Fall in tribunal claims

From July 2013 aggrieved employees were required to pay a fee to first litigate a claim and then if the matter is to go to hearing a further fee – both of which are significant at up to £1200 in total. Article by Vanessa James, Partner and Head of Employment and Immigration, SA Law LLP

From July 2013 aggrieved employees were required to pay a fee to first litigate a claim and then if the matter is to go to hearing a further fee – both of which are significant at up to £1200 in total. Article by Vanessa James, Partner and Head of Employment and Immigration, SA Law LLP.

In the subsequent period tribunal claims have dropped by a worrying amount with some sources quoting a fall of as much as 90%, to the extent that groups who support workers (i.e. Citizens Advice and unions) are claiming the fees are prohibiting access to justice.  Business Secretary Vince Cable is now undertaking a review to determine whether fees have prevented employees pursuing their reasonable and well-merited claims.

There are other important factors affecting the level of claims.  Just prior to the introduction of fees the qualifying period for an employee to bring a claim for unfair dismissal increased from one year to two.  Employers therefore have now had more time to decide whether a new staff member is suitable, all of which has occurred over the same period the fees have started to bite.  It is reasonably common for employers to not make up their mind about a new employee until after 12 months.
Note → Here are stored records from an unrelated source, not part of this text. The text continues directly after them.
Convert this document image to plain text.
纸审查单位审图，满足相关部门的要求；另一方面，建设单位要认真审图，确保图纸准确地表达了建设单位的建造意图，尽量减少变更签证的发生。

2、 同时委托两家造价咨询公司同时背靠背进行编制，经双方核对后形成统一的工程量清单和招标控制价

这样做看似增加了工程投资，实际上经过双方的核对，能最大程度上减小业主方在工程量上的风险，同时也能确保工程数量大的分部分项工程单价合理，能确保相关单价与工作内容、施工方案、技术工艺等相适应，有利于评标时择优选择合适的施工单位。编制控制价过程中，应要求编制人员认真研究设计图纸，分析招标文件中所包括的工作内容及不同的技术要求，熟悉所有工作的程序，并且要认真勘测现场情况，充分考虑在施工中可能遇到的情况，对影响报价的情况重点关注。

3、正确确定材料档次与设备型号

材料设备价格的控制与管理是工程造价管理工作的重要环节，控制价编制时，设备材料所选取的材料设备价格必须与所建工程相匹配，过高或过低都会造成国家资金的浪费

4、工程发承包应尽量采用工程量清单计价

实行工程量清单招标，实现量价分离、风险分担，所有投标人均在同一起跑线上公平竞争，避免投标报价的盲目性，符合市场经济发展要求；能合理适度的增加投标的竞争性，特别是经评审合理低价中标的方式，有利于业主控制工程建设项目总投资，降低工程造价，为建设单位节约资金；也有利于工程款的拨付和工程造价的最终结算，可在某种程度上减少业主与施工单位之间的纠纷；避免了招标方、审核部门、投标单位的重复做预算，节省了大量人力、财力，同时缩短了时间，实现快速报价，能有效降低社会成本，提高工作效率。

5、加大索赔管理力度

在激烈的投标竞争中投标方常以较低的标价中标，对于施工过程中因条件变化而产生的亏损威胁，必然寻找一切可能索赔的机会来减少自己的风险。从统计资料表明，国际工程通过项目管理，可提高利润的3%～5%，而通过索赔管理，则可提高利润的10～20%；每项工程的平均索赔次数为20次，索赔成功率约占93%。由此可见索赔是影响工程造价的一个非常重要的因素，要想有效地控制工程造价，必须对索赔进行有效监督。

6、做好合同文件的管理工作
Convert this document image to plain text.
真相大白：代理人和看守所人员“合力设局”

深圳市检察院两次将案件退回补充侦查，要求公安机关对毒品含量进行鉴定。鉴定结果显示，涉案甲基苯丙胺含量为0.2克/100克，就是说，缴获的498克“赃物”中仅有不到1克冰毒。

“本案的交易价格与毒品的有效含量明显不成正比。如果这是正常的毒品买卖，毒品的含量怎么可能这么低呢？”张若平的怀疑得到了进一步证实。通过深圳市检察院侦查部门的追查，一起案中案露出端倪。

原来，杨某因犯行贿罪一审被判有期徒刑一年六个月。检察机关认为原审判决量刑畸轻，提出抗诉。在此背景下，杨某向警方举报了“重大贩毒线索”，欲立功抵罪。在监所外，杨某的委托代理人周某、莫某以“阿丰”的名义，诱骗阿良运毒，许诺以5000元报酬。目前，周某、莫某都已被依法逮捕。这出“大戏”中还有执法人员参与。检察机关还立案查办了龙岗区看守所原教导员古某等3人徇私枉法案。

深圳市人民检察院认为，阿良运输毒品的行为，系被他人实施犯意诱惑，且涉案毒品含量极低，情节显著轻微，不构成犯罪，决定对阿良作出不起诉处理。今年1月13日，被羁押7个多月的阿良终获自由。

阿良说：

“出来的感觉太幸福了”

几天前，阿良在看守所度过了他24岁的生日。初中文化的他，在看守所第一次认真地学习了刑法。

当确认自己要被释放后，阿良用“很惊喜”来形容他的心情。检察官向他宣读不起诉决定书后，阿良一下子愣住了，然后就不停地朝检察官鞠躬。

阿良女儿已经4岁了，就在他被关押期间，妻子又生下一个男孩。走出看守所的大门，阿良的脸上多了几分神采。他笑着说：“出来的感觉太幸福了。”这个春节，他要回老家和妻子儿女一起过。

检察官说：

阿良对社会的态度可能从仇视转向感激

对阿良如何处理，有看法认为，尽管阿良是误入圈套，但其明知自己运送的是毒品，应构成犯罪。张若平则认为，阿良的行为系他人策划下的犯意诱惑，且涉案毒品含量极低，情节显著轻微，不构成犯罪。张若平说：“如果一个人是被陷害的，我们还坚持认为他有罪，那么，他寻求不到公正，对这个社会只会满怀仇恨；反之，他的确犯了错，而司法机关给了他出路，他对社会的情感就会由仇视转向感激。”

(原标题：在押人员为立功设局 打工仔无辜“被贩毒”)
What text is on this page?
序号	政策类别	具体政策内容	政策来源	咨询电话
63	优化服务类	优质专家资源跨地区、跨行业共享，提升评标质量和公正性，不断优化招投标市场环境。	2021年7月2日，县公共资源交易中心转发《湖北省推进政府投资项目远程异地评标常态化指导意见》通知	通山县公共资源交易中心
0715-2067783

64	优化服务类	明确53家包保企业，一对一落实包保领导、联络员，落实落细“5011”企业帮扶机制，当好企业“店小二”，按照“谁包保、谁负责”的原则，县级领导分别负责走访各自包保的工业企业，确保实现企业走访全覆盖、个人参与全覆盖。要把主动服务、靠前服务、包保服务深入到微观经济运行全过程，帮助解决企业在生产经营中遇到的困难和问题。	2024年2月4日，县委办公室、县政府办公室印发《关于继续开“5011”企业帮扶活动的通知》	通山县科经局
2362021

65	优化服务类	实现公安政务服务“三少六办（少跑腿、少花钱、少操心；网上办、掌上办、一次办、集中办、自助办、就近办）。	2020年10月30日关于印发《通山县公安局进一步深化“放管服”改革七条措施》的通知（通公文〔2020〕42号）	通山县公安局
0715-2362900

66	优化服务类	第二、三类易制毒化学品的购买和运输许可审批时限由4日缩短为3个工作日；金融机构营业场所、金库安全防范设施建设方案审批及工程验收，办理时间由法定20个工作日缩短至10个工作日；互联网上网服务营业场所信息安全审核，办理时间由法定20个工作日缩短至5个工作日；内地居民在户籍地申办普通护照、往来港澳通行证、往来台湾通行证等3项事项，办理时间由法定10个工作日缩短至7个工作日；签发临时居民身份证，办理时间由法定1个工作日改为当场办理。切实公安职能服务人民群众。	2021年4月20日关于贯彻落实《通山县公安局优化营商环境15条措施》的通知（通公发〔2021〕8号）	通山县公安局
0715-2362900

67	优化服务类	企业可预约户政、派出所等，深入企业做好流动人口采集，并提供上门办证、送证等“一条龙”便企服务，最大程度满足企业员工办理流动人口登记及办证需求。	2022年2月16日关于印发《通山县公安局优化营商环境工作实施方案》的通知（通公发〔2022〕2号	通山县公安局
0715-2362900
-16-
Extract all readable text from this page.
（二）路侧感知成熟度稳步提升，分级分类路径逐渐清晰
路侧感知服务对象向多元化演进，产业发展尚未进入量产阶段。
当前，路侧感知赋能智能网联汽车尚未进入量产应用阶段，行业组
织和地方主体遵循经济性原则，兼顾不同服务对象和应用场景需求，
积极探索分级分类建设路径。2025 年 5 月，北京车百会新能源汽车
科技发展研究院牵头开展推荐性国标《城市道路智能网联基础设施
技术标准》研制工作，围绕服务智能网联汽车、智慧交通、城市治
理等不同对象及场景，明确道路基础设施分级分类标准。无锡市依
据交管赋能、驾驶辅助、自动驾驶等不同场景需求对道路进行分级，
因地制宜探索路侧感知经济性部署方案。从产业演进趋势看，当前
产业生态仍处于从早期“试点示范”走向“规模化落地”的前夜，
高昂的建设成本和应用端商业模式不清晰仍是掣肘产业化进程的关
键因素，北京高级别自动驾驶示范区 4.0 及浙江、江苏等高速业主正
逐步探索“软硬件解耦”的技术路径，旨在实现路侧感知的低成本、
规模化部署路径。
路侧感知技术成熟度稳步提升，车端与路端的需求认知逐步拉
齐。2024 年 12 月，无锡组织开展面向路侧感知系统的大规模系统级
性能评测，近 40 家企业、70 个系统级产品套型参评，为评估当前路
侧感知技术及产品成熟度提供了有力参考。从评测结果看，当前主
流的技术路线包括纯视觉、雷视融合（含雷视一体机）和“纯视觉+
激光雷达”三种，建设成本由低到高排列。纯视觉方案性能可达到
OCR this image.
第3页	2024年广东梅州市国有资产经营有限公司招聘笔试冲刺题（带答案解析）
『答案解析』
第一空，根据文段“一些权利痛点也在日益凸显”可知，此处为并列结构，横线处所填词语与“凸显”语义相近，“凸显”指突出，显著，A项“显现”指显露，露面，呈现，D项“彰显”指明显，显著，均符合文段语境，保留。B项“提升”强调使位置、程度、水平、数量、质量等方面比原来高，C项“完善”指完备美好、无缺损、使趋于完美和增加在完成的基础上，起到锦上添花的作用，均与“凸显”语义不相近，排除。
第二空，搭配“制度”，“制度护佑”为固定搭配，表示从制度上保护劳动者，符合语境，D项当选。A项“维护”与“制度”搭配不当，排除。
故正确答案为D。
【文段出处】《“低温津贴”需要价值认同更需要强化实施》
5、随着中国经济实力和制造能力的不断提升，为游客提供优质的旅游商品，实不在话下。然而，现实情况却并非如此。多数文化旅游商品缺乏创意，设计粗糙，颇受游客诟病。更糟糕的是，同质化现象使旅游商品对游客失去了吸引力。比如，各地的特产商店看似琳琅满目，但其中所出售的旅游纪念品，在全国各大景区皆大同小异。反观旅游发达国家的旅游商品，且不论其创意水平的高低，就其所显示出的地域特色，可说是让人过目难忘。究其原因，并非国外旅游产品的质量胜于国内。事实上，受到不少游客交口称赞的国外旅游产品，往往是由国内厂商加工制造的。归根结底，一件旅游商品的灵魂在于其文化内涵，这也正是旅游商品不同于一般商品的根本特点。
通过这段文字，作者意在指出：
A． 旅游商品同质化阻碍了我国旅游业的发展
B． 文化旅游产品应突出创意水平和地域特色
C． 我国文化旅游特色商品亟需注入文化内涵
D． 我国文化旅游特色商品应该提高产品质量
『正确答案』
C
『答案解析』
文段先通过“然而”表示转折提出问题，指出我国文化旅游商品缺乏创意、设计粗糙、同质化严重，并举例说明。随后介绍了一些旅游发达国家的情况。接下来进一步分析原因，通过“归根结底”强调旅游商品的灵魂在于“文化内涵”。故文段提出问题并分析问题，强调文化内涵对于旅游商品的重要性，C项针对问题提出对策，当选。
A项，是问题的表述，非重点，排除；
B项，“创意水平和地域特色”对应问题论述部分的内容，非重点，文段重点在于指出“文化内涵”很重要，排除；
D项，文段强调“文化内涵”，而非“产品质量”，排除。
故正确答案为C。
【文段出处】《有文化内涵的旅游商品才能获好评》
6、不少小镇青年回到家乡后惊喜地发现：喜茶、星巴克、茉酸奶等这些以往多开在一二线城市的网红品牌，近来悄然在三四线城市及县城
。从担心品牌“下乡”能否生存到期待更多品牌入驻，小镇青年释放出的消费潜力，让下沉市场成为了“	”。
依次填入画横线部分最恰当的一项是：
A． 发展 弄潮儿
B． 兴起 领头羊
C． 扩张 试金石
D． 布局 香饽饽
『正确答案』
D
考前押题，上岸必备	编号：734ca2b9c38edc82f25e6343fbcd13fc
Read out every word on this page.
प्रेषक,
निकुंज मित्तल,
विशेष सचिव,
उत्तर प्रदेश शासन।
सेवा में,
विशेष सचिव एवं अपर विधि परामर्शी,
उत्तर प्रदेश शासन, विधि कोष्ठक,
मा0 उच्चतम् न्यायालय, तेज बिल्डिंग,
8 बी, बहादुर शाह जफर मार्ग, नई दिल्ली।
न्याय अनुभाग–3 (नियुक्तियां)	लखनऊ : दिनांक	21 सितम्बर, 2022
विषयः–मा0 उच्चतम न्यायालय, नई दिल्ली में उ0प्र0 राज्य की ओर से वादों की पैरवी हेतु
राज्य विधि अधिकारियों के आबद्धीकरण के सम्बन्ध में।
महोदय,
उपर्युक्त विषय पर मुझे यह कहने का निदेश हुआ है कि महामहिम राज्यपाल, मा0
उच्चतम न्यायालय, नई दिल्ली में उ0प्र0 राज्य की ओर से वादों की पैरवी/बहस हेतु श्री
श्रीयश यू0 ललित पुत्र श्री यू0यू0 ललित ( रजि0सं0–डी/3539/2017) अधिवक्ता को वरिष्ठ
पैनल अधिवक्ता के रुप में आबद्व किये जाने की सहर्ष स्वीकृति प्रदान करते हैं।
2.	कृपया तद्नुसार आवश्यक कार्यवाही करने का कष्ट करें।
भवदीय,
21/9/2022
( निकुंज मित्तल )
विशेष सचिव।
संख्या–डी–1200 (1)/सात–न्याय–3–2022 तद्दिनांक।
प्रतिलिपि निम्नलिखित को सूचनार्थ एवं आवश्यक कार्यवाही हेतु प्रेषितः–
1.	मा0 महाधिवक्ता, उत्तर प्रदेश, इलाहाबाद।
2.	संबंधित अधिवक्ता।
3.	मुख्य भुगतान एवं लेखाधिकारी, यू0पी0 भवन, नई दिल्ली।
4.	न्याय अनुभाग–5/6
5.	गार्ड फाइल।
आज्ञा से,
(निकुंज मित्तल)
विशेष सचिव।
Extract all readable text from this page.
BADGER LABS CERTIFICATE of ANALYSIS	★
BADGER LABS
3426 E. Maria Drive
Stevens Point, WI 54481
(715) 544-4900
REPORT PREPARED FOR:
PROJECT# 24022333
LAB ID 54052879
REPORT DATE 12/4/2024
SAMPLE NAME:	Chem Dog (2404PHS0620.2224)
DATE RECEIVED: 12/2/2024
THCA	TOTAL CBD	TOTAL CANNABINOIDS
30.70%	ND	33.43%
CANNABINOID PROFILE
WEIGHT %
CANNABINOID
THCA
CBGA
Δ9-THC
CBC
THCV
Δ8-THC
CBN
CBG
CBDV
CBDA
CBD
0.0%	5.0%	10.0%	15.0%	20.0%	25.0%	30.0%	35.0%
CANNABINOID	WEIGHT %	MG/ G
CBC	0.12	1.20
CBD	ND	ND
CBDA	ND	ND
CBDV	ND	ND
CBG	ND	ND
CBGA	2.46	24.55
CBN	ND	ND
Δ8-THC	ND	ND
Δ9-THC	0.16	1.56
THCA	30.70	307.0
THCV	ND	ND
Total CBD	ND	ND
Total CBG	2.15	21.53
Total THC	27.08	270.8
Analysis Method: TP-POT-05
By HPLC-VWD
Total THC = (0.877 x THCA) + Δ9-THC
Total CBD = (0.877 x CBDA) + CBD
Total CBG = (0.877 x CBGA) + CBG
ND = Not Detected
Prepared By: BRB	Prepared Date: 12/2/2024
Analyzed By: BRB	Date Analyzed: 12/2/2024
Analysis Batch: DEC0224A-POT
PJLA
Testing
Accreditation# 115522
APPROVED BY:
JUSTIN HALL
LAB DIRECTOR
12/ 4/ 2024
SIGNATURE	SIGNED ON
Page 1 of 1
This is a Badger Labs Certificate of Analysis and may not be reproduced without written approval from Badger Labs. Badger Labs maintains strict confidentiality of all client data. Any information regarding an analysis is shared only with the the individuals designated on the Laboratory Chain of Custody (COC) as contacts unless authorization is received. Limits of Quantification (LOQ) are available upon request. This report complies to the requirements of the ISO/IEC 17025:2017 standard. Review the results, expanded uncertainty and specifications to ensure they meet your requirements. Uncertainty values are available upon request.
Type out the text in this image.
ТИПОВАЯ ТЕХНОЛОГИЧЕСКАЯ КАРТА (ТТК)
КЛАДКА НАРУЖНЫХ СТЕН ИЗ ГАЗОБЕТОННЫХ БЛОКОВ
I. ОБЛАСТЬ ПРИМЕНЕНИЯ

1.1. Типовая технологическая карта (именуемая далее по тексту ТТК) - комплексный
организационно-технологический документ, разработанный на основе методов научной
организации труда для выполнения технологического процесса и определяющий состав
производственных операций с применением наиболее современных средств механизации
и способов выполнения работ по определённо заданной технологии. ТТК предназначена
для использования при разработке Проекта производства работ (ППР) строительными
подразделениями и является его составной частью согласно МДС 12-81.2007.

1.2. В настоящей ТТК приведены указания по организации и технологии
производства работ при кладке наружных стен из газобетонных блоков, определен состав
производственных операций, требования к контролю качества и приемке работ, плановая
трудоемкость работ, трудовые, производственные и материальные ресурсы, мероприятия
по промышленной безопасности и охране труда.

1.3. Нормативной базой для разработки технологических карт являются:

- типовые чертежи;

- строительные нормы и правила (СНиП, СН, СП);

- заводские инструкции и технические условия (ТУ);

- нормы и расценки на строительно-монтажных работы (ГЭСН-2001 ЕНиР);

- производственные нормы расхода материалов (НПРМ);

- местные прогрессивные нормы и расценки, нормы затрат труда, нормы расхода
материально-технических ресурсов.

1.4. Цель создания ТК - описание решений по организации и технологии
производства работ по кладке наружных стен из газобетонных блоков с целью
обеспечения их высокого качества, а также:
This will have inevitably meant those staff dismissed between one and two years’ service who could previously claim are now barred from doing so. 

The compulsory pre-action ACAS conciliation came into force from May 2014, requiring an employee to register their claim with ACAS for one month prior to issuing it. If they do not go through the process then they are prevented from lodging the claim with the Tribunal.  Many employers who, under the old regime, would not have offered money to settle claims initially are now encouraged to consider this before the claim is even issued.

The economy is also improving with unemployment figures at record low levels.  The boom time for Tribunals came in the period of economic downturn when redundancy levels were higher and dismissed employees found it a longer process to get work, thereby making the option of a tribunal more attractive.  A significant portion of a tribunal award for unfair dismissal is made up of future lost income and so those who easily find new employment in a buoyant market are less likely to pursue claims worth less in compensation. It is going to be very hard for Vince Cable to navigate all of the statistics and factors relevant to the decline in claims.  There are also treasury issues as budgets would have been set against a certain level of fees to sustain the cost of the tribunal service and so the unexpected reduction will leave gaps in budgetary spending. 

At the time of introducing fees the concept was sold to the public as discouraging the perceived evil vexatious litigant from depleting the resources of the credible employer. Yet perhaps not enough attention was paid to the countless groups of mistreated employees who sought justice through Tribunals and who now appear to have been discouraged from pursuing legitimate and credible claims.  There are clearly still groups of the workforce who need protecting and most will know a family member or a friend discriminated against, or have even experienced first-hand discrimination on maternity, race or age grounds.  It seems only by personalising the impact of unfair treatment in the workplace that balance can be re-established as it is clear mistreatment has certainly not disappeared overnight.